A brief, not a binary

Intent still lives only in the contract (Tenet 1). The resolve does not make the image a second authored surface for meaning -- it emits *.prose.md that a human ratifies, and that Markdown carries 100% of the semantic weight, exactly as if it had been typed. The picture is a brief; the contract is the spec; the compiled DAG is the binary. All of the model's interpretive latitude is quarantined to authoring time -- the rarest event in the system -- and the deterministic runtime that follows is unchanged.

This is why the typed image is not new syntax. New capability in OpenProse is new semantics, never a new overlay: an image resolves down to the same five kinds and the same ### sections you already author by hand.
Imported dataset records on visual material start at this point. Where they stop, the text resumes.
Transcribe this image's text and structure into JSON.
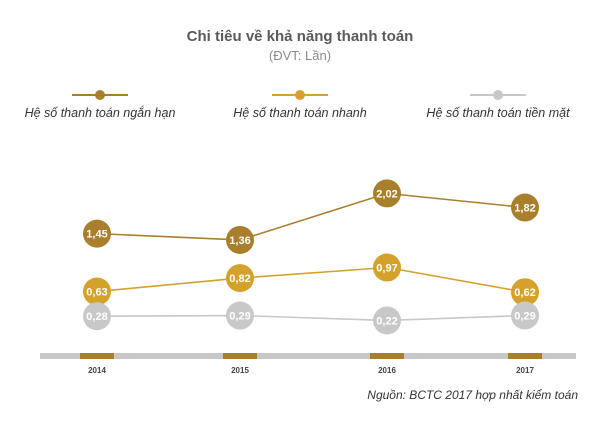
{
  "chart_data": {
    "type": "line",
    "title": "Chi tiêu về khả năng thanh toán",
    "subtitle": "(ĐVT: Lần)",
    "categories": [
      "2014",
      "2015",
      "2016",
      "2017"
    ],
    "series": [
      {
        "name": "Hệ số thanh toán ngắn hạn",
        "color": "#a97f2c",
        "values": [
          1.45,
          1.36,
          2.02,
          1.82
        ],
        "labels": [
          "1,45",
          "1,36",
          "2,02",
          "1,82"
        ]
      },
      {
        "name": "Hệ số thanh toán nhanh",
        "color": "#d4a22b",
        "values": [
          0.63,
          0.82,
          0.97,
          0.62
        ],
        "labels": [
          "0,63",
          "0,82",
          "0,97",
          "0,62"
        ]
      },
      {
        "name": "Hệ số thanh toán tiền mặt",
        "color": "#c8c8c8",
        "values": [
          0.28,
          0.29,
          0.22,
          0.29
        ],
        "labels": [
          "0,28",
          "0,29",
          "0,22",
          "0,29"
        ]
      }
    ],
    "xlabel": "",
    "ylabel": "",
    "grid": false,
    "legend": "top"
  },
  "source": "Nguồn: BCTC 2017 hợp nhất kiểm toán",
  "colors": {
    "axis": "#c8c8c8",
    "tick_mark": "#a97f2c",
    "tick_text": "#444444"
  }
}
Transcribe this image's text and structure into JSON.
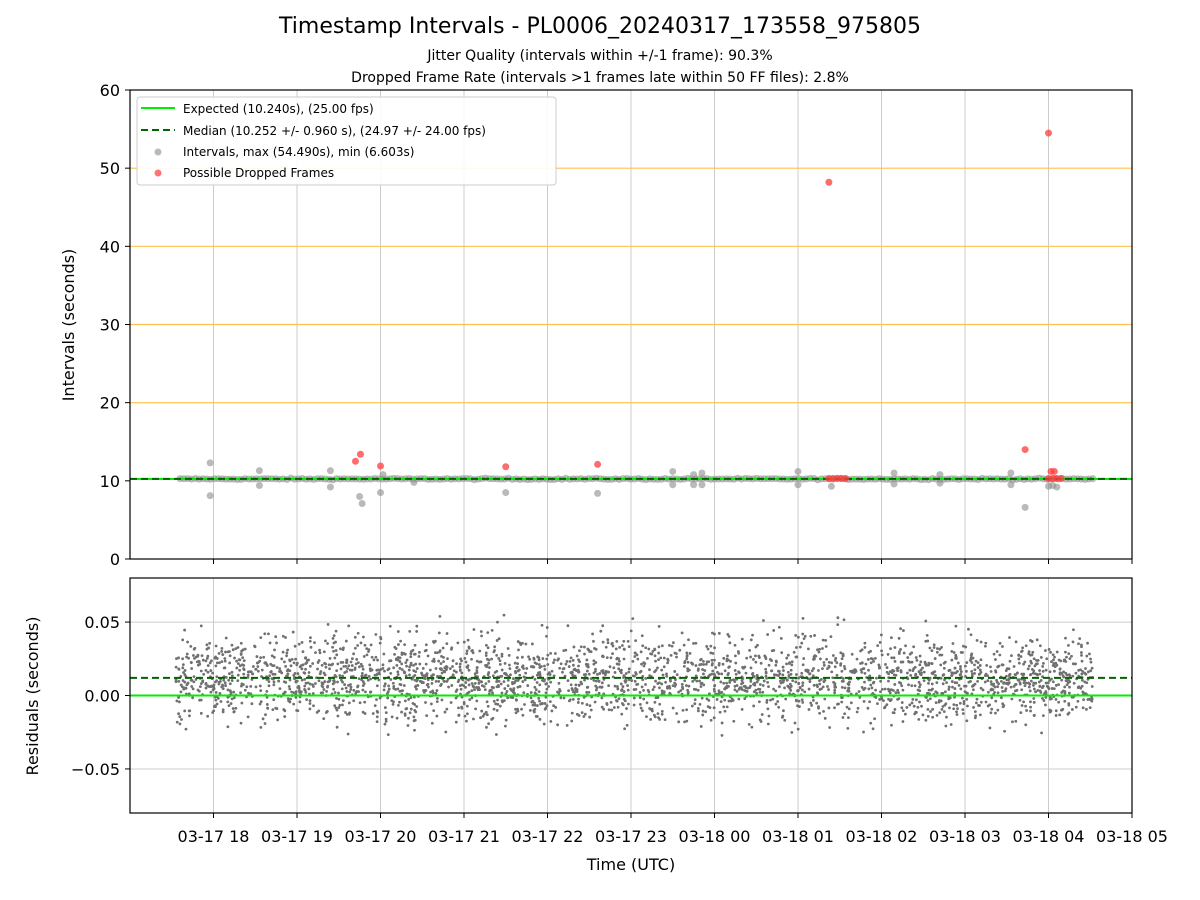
{
  "title": "Timestamp Intervals - PL0006_20240317_173558_975805",
  "subtitle1": "Jitter Quality (intervals within +/-1 frame): 90.3%",
  "subtitle2": "Dropped Frame Rate (intervals >1 frames late within 50 FF files): 2.8%",
  "colors": {
    "expected": "#00ee00",
    "median": "#006400",
    "intervals": "#8c8c8c",
    "dropped": "#ff3b3b",
    "threshold": "#ffc04d",
    "grid": "#cccccc",
    "residuals": "#707070"
  },
  "chart_data": [
    {
      "type": "scatter",
      "ylabel": "Intervals (seconds)",
      "ylim": [
        0,
        60
      ],
      "yticks": [
        0,
        10,
        20,
        30,
        40,
        50,
        60
      ],
      "grid": true,
      "legend_position": "top-left",
      "legend": [
        "Expected (10.240s), (25.00 fps)",
        "Median (10.252 +/- 0.960 s), (24.97 +/- 24.00 fps)",
        "Intervals, max (54.490s), min (6.603s)",
        "Possible Dropped Frames"
      ],
      "hlines": [
        {
          "name": "Expected",
          "y": 10.24,
          "style": "solid"
        },
        {
          "name": "Median",
          "y": 10.252,
          "style": "dashed"
        }
      ],
      "threshold_lines": [
        20,
        30,
        40,
        50
      ],
      "series": [
        {
          "name": "Intervals",
          "base_y": 10.24,
          "x_range_hours": [
            17.6,
            28.53
          ],
          "points": [
            [
              17.96,
              12.3
            ],
            [
              17.96,
              8.1
            ],
            [
              18.55,
              11.3
            ],
            [
              18.55,
              9.4
            ],
            [
              19.4,
              11.3
            ],
            [
              19.4,
              9.2
            ],
            [
              19.75,
              8.0
            ],
            [
              19.78,
              7.1
            ],
            [
              20.0,
              8.5
            ],
            [
              20.03,
              10.8
            ],
            [
              20.4,
              9.8
            ],
            [
              21.5,
              8.5
            ],
            [
              22.6,
              8.4
            ],
            [
              23.5,
              11.2
            ],
            [
              23.5,
              9.5
            ],
            [
              23.75,
              10.8
            ],
            [
              23.75,
              9.5
            ],
            [
              23.85,
              11.0
            ],
            [
              23.85,
              9.5
            ],
            [
              25.0,
              11.2
            ],
            [
              25.0,
              9.5
            ],
            [
              25.4,
              9.3
            ],
            [
              26.15,
              11.0
            ],
            [
              26.15,
              9.6
            ],
            [
              26.7,
              10.8
            ],
            [
              26.7,
              9.7
            ],
            [
              27.55,
              11.0
            ],
            [
              27.55,
              9.5
            ],
            [
              27.72,
              6.6
            ],
            [
              28.0,
              9.3
            ],
            [
              28.05,
              9.4
            ],
            [
              28.1,
              9.2
            ]
          ]
        },
        {
          "name": "Possible Dropped Frames",
          "points": [
            [
              19.7,
              12.5
            ],
            [
              19.76,
              13.4
            ],
            [
              20.0,
              11.9
            ],
            [
              21.5,
              11.8
            ],
            [
              22.6,
              12.1
            ],
            [
              25.37,
              48.2
            ],
            [
              25.37,
              10.3
            ],
            [
              25.42,
              10.3
            ],
            [
              25.47,
              10.3
            ],
            [
              25.52,
              10.3
            ],
            [
              25.57,
              10.3
            ],
            [
              27.72,
              14.0
            ],
            [
              28.0,
              54.49
            ],
            [
              28.0,
              10.3
            ],
            [
              28.03,
              11.2
            ],
            [
              28.07,
              11.2
            ],
            [
              28.05,
              10.3
            ],
            [
              28.1,
              10.3
            ],
            [
              28.15,
              10.3
            ]
          ]
        }
      ]
    },
    {
      "type": "scatter",
      "ylabel": "Residuals (seconds)",
      "xlabel": "Time (UTC)",
      "ylim": [
        -0.08,
        0.08
      ],
      "yticks": [
        -0.05,
        0.0,
        0.05
      ],
      "ytick_labels": [
        "−0.05",
        "0.00",
        "0.05"
      ],
      "xlim_hours": [
        17.0,
        29.0
      ],
      "xticks_hours": [
        18,
        19,
        20,
        21,
        22,
        23,
        24,
        25,
        26,
        27,
        28,
        29
      ],
      "xtick_labels": [
        "03-17 18",
        "03-17 19",
        "03-17 20",
        "03-17 21",
        "03-17 22",
        "03-17 23",
        "03-18 00",
        "03-18 01",
        "03-18 02",
        "03-18 03",
        "03-18 04",
        "03-18 05"
      ],
      "grid": true,
      "hlines": [
        {
          "name": "Expected",
          "y": 0.0,
          "style": "solid"
        },
        {
          "name": "Median",
          "y": 0.012,
          "style": "dashed"
        }
      ],
      "series": [
        {
          "name": "Residuals",
          "x_range_hours": [
            17.55,
            28.53
          ],
          "center": 0.0115,
          "spread": 0.05,
          "approx_count": 3000
        }
      ]
    }
  ]
}
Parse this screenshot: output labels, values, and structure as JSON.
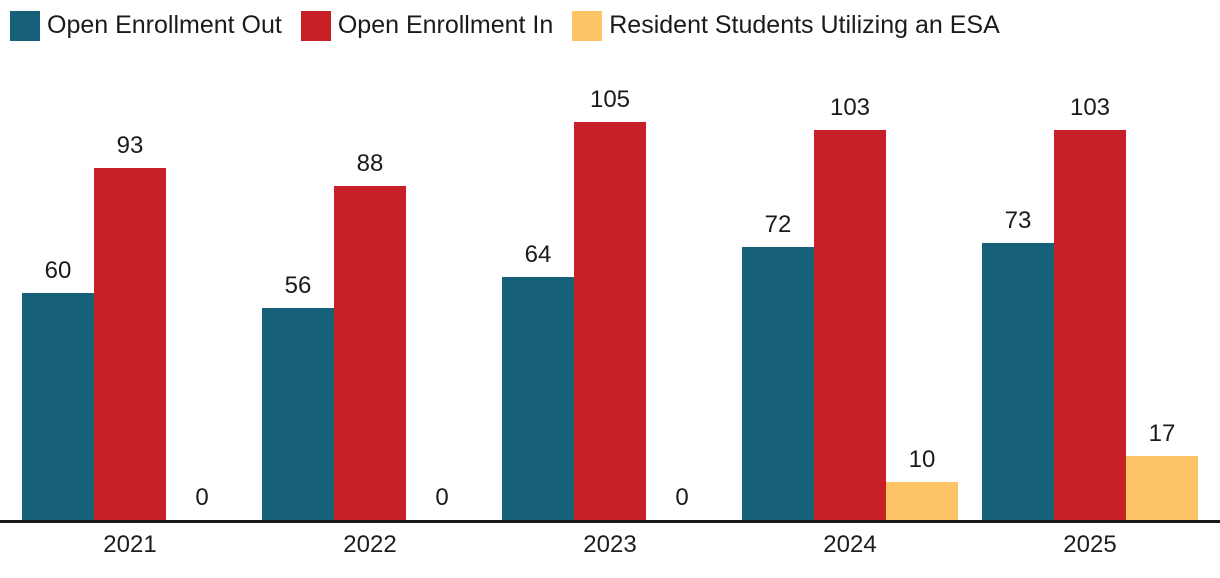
{
  "chart_data": {
    "type": "bar",
    "title": "",
    "xlabel": "",
    "ylabel": "",
    "categories": [
      "2021",
      "2022",
      "2023",
      "2024",
      "2025"
    ],
    "series": [
      {
        "name": "Open Enrollment Out",
        "color": "#16607A",
        "values": [
          60,
          56,
          64,
          72,
          73
        ]
      },
      {
        "name": "Open Enrollment In",
        "color": "#C82026",
        "values": [
          93,
          88,
          105,
          103,
          103
        ]
      },
      {
        "name": "Resident Students Utilizing an ESA",
        "color": "#FDC568",
        "values": [
          0,
          0,
          0,
          10,
          17
        ]
      }
    ],
    "ylim": [
      0,
      105
    ],
    "grid": false,
    "legend_position": "top-left",
    "bar_labels": true,
    "axis_line_color": "#1a1a1a",
    "label_color": "#1a1a1a"
  }
}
The picture is the typecheck

The "type" is conceptual and deliberately loose. It is not a byte schema and there is no parser. An image is well-typed iff it compiles: the resolve yields a contract set that Forme can wire into an acyclic DAG, and the result round-trips stably -- re-rendering the topology and re-resolving it lands on the same graph. A picture that cannot be resolved into a compiling, acyclic, stable graph is ill-typed, and the resolve must say so rather than invent a graph into existence.

Compiling the image is running the typechecker.

What the pixels must carry

The resolve reads the image in three tiers:

  • Required (structure). Node identity (a labelled box), node kind via visual style (gateway / responsibility / function / terminal), directed edges (subscriptions), the facet each multi-out edge carries, and the overall fan-out / diamond geometry. These must be visually unambiguous.
  • Pin-or-interrupt (safety). Freshness windows (### Continuity) and load-bearing postconditions are safety-critical -- a wrong freshness window is silent staleness or runaway spend. The resolve reads an explicit annotation (a clock glyph, a checklist) or interrupts with a failed receipt naming the gap. It never guesses these.
  • Elaborated (intent). Given the skeleton pinned, the resolve may author the ### Goal prose and the body around the facets -- and it comes back as ordinary authoring output for you to ratify.

Deployment facts stay out of the picture: which URL or queue a gateway actually reads is an adapter binding wired at serve time, not something the brief encodes.

Scope: a system, a node, or a function

The same type holds at any size. A many-box image resolves to a Forme graph of responsibility/gateway contracts; a single box resolves to one responsibility; one box drawn as a function resolves to a function -- a visual signature and intent. Fewer boxes, same predicate.

The typed image is an authoring-surface capability of the OpenProse compile, specified in the open-prose skill (visual-source.md). Resolution is an intelligent compile step, so it is generative, not deterministic -- which is why its output is reviewable Markdown you ratify before anything runs. The deterministic harness still runs ordinary contracts.

Source of truth

The canonical resolve behavior lives in the open-source open-prose skill (visual-source.md). These docs are orientation. If the docs and the skill ever disagree, trust the skill.